Parseval Networks: Improving Robustness to Adversarial Examples
Moustapha Cisse, Piotr Bojanowski, Edouard Grave, Yann Dauphin, Nicolas Usunier
TL;DR
Parseval networks address the vulnerability of deep nets to adversarial perturbations by constraining the Lipschitz constant at every hidden layer. The authors propose Parseval regularization to maintain weight matrices as approximate Parseval tight frames and replace simple sums with convex aggregations, enabling controlled per-layer sensitivity and a bounded overall Lipschitz constant. They introduce efficient training techniques, including one-step orthonormalization updates and simplex projections for aggregation coefficients, and validate the approach on MNIST, CIFAR-10/100, and SVHN with both fully connected nets and wide ResNets, showing competitive accuracy on clean data and enhanced robustness to adversarial noise.
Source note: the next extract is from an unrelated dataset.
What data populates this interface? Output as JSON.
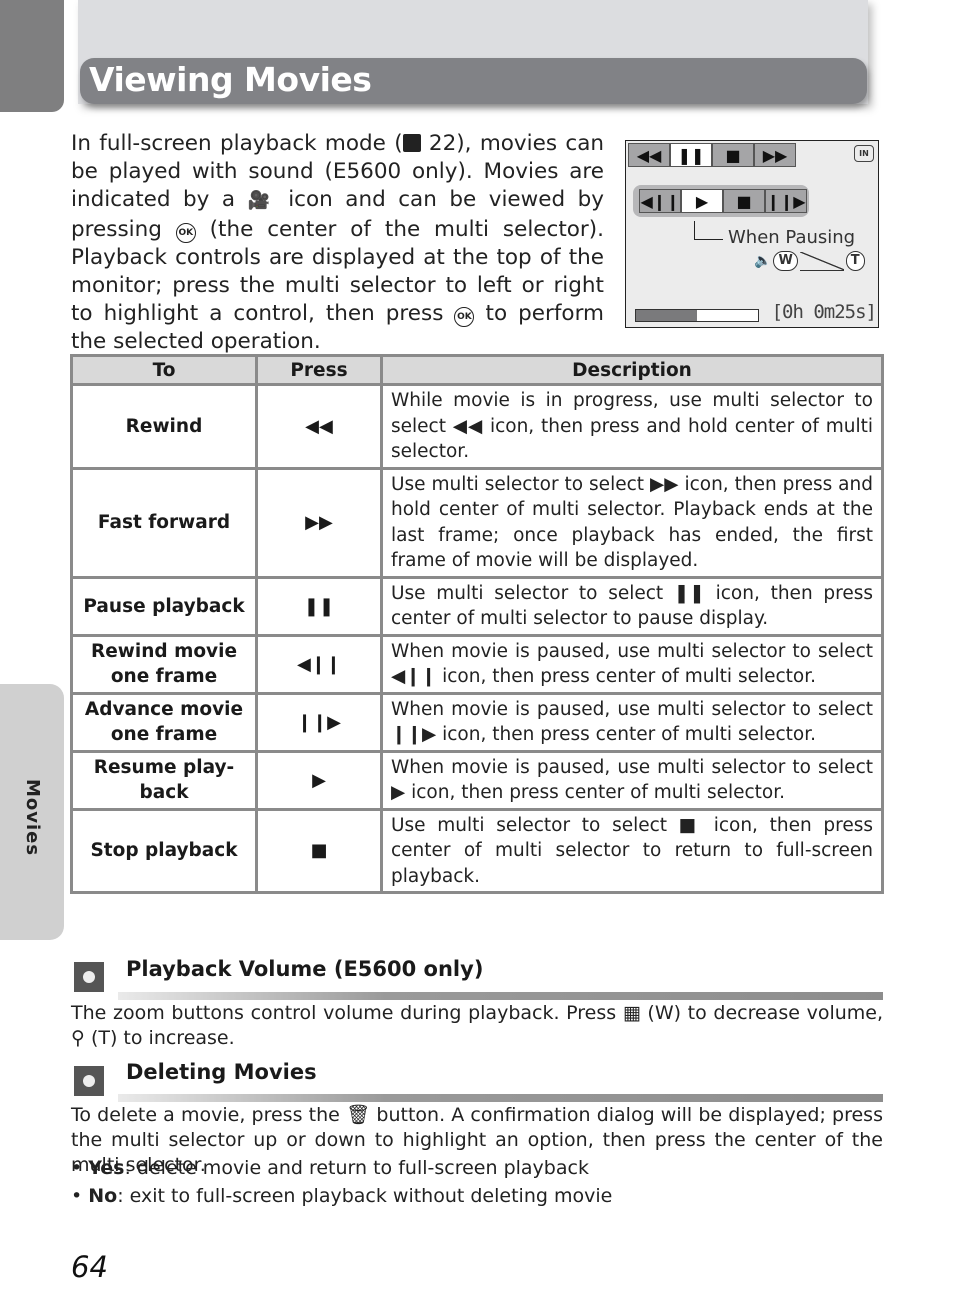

The findings also reveal faster convergence and more efficient use of network capacity, suggesting practical benefits for deploying robust models in real-world settings.
Abstract
We introduce Parseval networks, a form of deep neural networks in which the Lipschitz constant of linear, convolutional and aggregation layers is constrained to be smaller than 1. Parseval networks are empirically and theoretically motivated by an analysis of the robustness of the predictions made by deep neural networks when their input is subject to an adversarial perturbation. The most important feature of Parseval networks is to maintain weight matrices of linear and convolutional layers to be (approximately) Parseval tight frames, which are extensions of orthogonal matrices to non-square matrices. We describe how these constraints can be maintained efficiently during SGD. We show that Parseval networks match the state-of-the-art in terms of accuracy on CIFAR-10/100 and Street View House Numbers (SVHN) while being more robust than their vanilla counterpart against adversarial examples. Incidentally, Parseval networks also tend to train faster and make a better usage of the full capacity of the networks.